I love good shortbread cookies because they are buttery, not too sweet, a little salty and easy to make. One basic recipe:
2 Cups of flour
2 sticks of unsalted butter
1/2 cup of sugar
1/2 teaspoon of vanilla
1/2 teaspoon of salt
- Chop each stick of butter into small pieces (about 8 1 tbsps. pieces per stick)
- Add everything but the flour
- Cream ingredients (blend at high speed)
- Add and mix flour(set blender to low speed before adding flour)
- Drop dough onto a long sheet of plastic wrap.
- Trim into a log shape cutting and shifting pieces as necessary
- Wrap the dough in the plastic wrap and roll on a flat surface until you have a log about 3
" inches in diameter. - Use a knife to cut 1/2 inch sections
- Place on a baking sheet and shape into rough disks
- Bake at 325 for 12-14 minutes
Starting with this basis, I began researching how to adapt it to include some of my favorite things: Cocoa (not too sweet and a bit salty), cherries and walnuts. Skipping several weeks of experimentation, here is the final version:
Cocoa, Cherry Walnut Shortbreads
2 sticks of unsalted butter
1 cup of sugar
1 1/4 to 1 1/2 tsp of salt
6 tablespoons of Hershey's Cocoa (if using some other cocoa use enough to make 3 servings)
1/4 to 1/2 tsp of cinnamon
1 1/2 tsp of vanilla
1/3 to 1/2 cup of water (depends on a few things discussed below)
2 cups of flour
8 oz of dried tart cherries
1/2 cup of walnuts (opt)
1/2 cup of golden raisins (opt)
The cherries can be prepared several ways:
- Use them as is (dry). This will make them tougher in the cookie.
- Rehydrate them: Heat to a simmer in a small pot for about 30 minutes using just enough water to float the cherries and keep them from burning. If you do this, save the resulting juice and use this in place of the water required for the recipe.
- As per option 2 except add 1 tsp of butter and your cinnamon for the recipe here instead.
Using rehydrated cherries will reduce the amount of water/juice required by 1/8th to 1/4 cup.
Likewise the walnuts can be used several ways:
- 1. Use large pieces that you drop onto the cookies.
- Grind into smaller pieces that can be sprinkled or just mixed into the cookie dough.
- Fine grind into an almost flour that you mix into the dough (but this will require adding a bit more water - think about 1-2 tbsps.
Next:
- Mix all ingredients except for the water, flour, cherries, nuts and raisins in a bowl (exclude cinnamon if you are using option 3 for the cherries).
- Cream the mixture (mix at high speed).
- Slow mixer to low speed and add flour.
- Slowly add water (or juice from cooking the cherries, and if using rehydrated cherries, use no more than 1/4 cup of the juice) until the flour is absorbed and you get a nice evenly textured dough.
- If using option 2 or 3 for the walnuts, mix them in now.
- Lastly add cherries (if they have been rehydrated, cool them down first) and let them blend for only a few seconds.

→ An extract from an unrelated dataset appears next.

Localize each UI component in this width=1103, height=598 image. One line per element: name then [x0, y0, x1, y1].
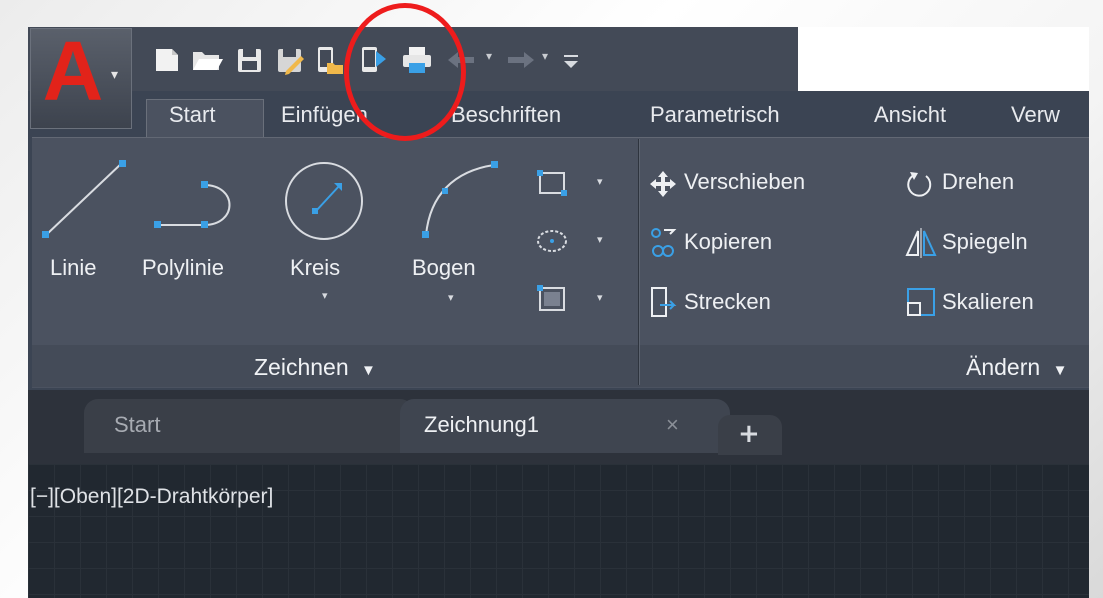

If you rehydrated them you may need to add a bit of flour to the mix and the retained juices will spread into the batter as you mix them in.
- Use plastic wrap, and bake per regular shortbreads (14-15 minutes).
- If the dough is a bit runny (typically from adding warm cherries to the dough). Place the dough in the refrigerator until it firms up (about 30 minutes). If that doesn't work, add a bit of flour.
Notes
- We need to add the water/juice because of the cocoa. It steals the absorptive ability of the butter. Also fine ground nuts have the same affect.
- You can replace apricots for the cherries (think a sacher torte cookie) and continuing that thought...
- Consider a cream cheese style topping:
Cream Cheese Topping
8 oz of cream cheese
1/2 stick of unsalted butter
1/2 teaspoon of vanilla
1 cup of raw sugar
1/2 tsp of salt
Place ingredients in mixing bowl. Cream until smooth and thoroughly blended.